Last week was one of those occasions — we were visiting with some of Isabel’s relatives, people who live in a dirt-floored house and cook over burning wood. The head of house is a fisherman, and quite proud of his ability to bring home good food for his rather large extended family, which includes his wife, several of his adult children, some of their spouses, and half a dozen grand-children. When they offered us fried fish for supper, we thought they might take it as an insult if we refused to eat their food (many Mexican’s have that ‘food=love’ mentality), so we ate a small meal late on an evening we would normally be fasting.
The curious part came the next day — about twelve hours after eating that meal I felt extra-hungry, weak and slightly faint when I exerted myself. I laid down in my hammock and the feeling passed. After about an hour I was back to normal. It seemed very odd to me though, since I normally feel fine on ‘fasting’ mornings, and here I was feeling weak when I’d broken the fast.
It wasn’t anything wrong with the food, which was good, if rather plain. My stomach felt empty, not sickly. But why would eating cause me to be more hungry than when I was fasting?
Then I noted the timing. Those feelings came about 12 hours after we ate. Due to the timing of our fasting schedule, I’m normally sound asleep 12 hours after our last meal during an eating period. I probably get these feeling every-other-day! I just never noticed, because I’m asleep. This is why I have emphasized the importance of timing when considering intermittent fasting.

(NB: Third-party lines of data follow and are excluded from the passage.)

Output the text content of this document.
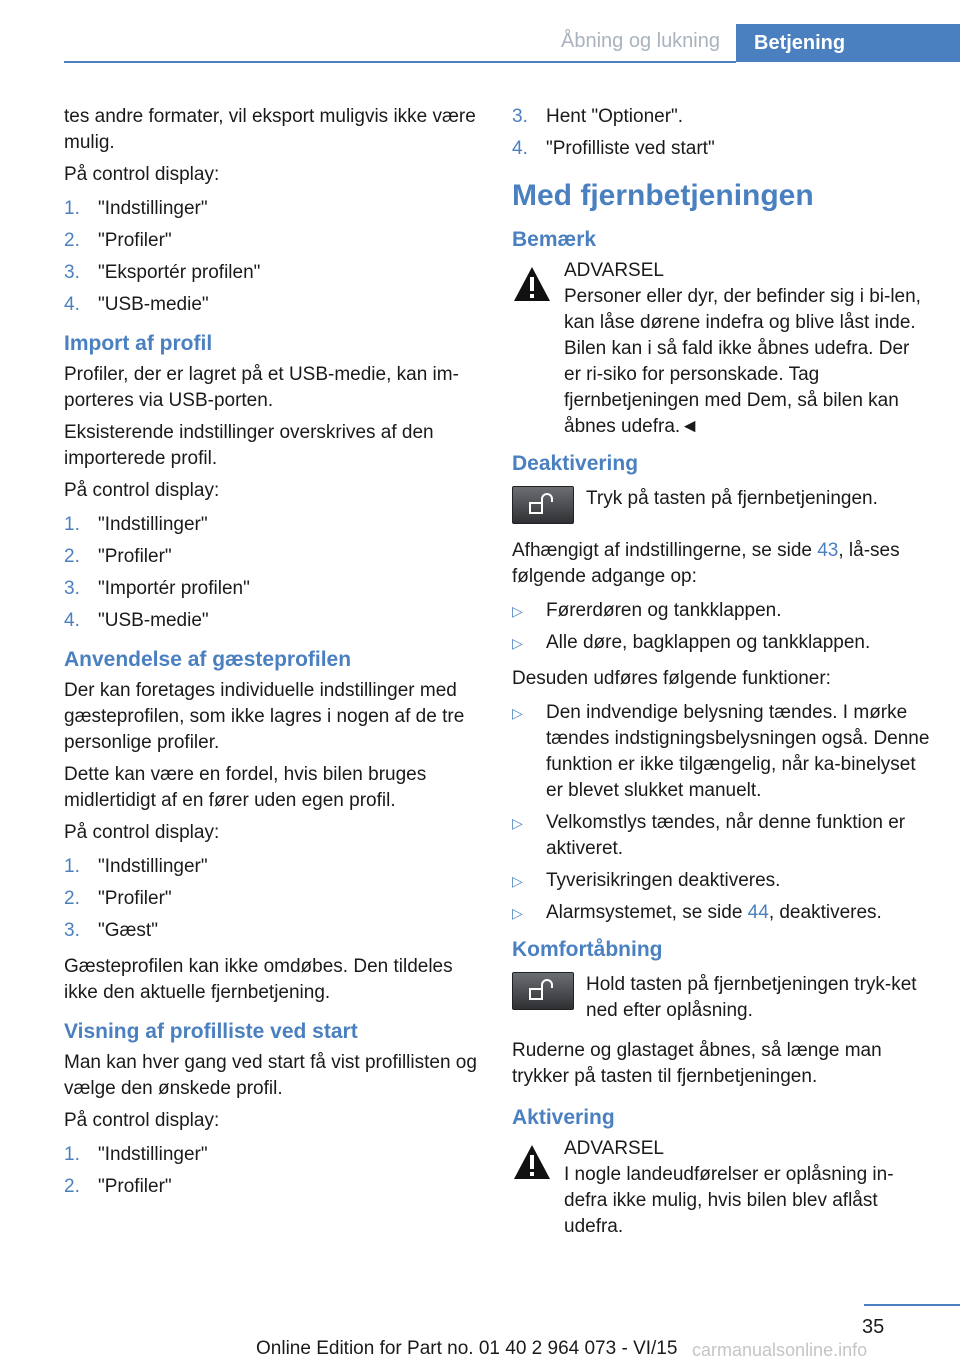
Åbning og lukning	Betjening

tes andre formater, vil eksport muligvis ikke være mulig.

På control display:

1. "Indstillinger"
2. "Profiler"
3. "Eksportér profilen"
4. "USB-medie"
Import af profil

Profiler, der er lagret på et USB-medie, kan im‐porteres via USB-porten.

Eksisterende indstillinger overskrives af den importerede profil.

På control display:

1. "Indstillinger"
2. "Profiler"
3. "Importér profilen"
4. "USB-medie"
Anvendelse af gæsteprofilen

Der kan foretages individuelle indstillinger med gæsteprofilen, som ikke lagres i nogen af de tre personlige profiler.

Dette kan være en fordel, hvis bilen bruges midlertidigt af en fører uden egen profil.

På control display:

1. "Indstillinger"
2. "Profiler"
3. "Gæst"

Gæsteprofilen kan ikke omdøbes. Den tildeles ikke den aktuelle fjernbetjening.

Visning af profilliste ved start

Man kan hver gang ved start få vist profillisten og vælge den ønskede profil.

På control display:

1. "Indstillinger"
2. "Profiler"
3. Hent "Optioner".
4. "Profilliste ved start"
Med fjernbetjeningen
Bemærk
ADVARSEL
Personer eller dyr, der befinder sig i bi‐len, kan låse dørene indefra og blive låst inde. Bilen kan i så fald ikke åbnes udefra. Der er ri‐siko for personskade. Tag fjernbetjeningen med Dem, så bilen kan åbnes udefra.◄
Deaktivering
Tryk på tasten på fjernbetjeningen.

Afhængigt af indstillingerne, se side 43, lå‐ses følgende adgange op:

▷ Førerdøren og tankklappen.
▷ Alle døre, bagklappen og tankklappen.

Desuden udføres følgende funktioner:

▷ Den indvendige belysning tændes. I mørke tændes indstigningsbelysningen også. Denne funktion er ikke tilgængelig, når ka‐binelyset er blevet slukket manuelt.
▷ Velkomstlys tændes, når denne funktion er aktiveret.
▷ Tyverisikringen deaktiveres.
▷ Alarmsystemet, se side 44, deaktiveres.
Komfortåbning
Hold tasten på fjernbetjeningen tryk‐ket ned efter oplåsning.

Ruderne og glastaget åbnes, så længe man trykker på tasten til fjernbetjeningen.

Aktivering
ADVARSEL
I nogle landeudførelser er oplåsning in‐defra ikke mulig, hvis bilen blev aflåst udefra.
35
Online Edition for Part no. 01 40 2 964 073 - VI/15 carmanualsonline.info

Of course, everyone is different, these are just my experiences. Isabel did not have the same reaction — she felt less hungry that morning than on mornings when we stick to the normal diet. Her monthly cycle seems more influential on how she reacts to the diet — sometimes she needs to sit down and relax for a while on fasting mornings, but as with my experience, the feeling passes within an hour.
So if you want to try intermittent fasting, be sure to pay close attention to the schedule, and how you feel. The first week or two of this diet seem strange, and are nothing to judge by. Get used to the eating pattern first, then see how minor changes affect you. Adjust the diet to fit your personal metabolism — tweak it to make it fit you. This is a lifestyle, not a short-term fad diet. Make sure you adjust it into something you can happily live with for the rest of your life — anything less is not adequate.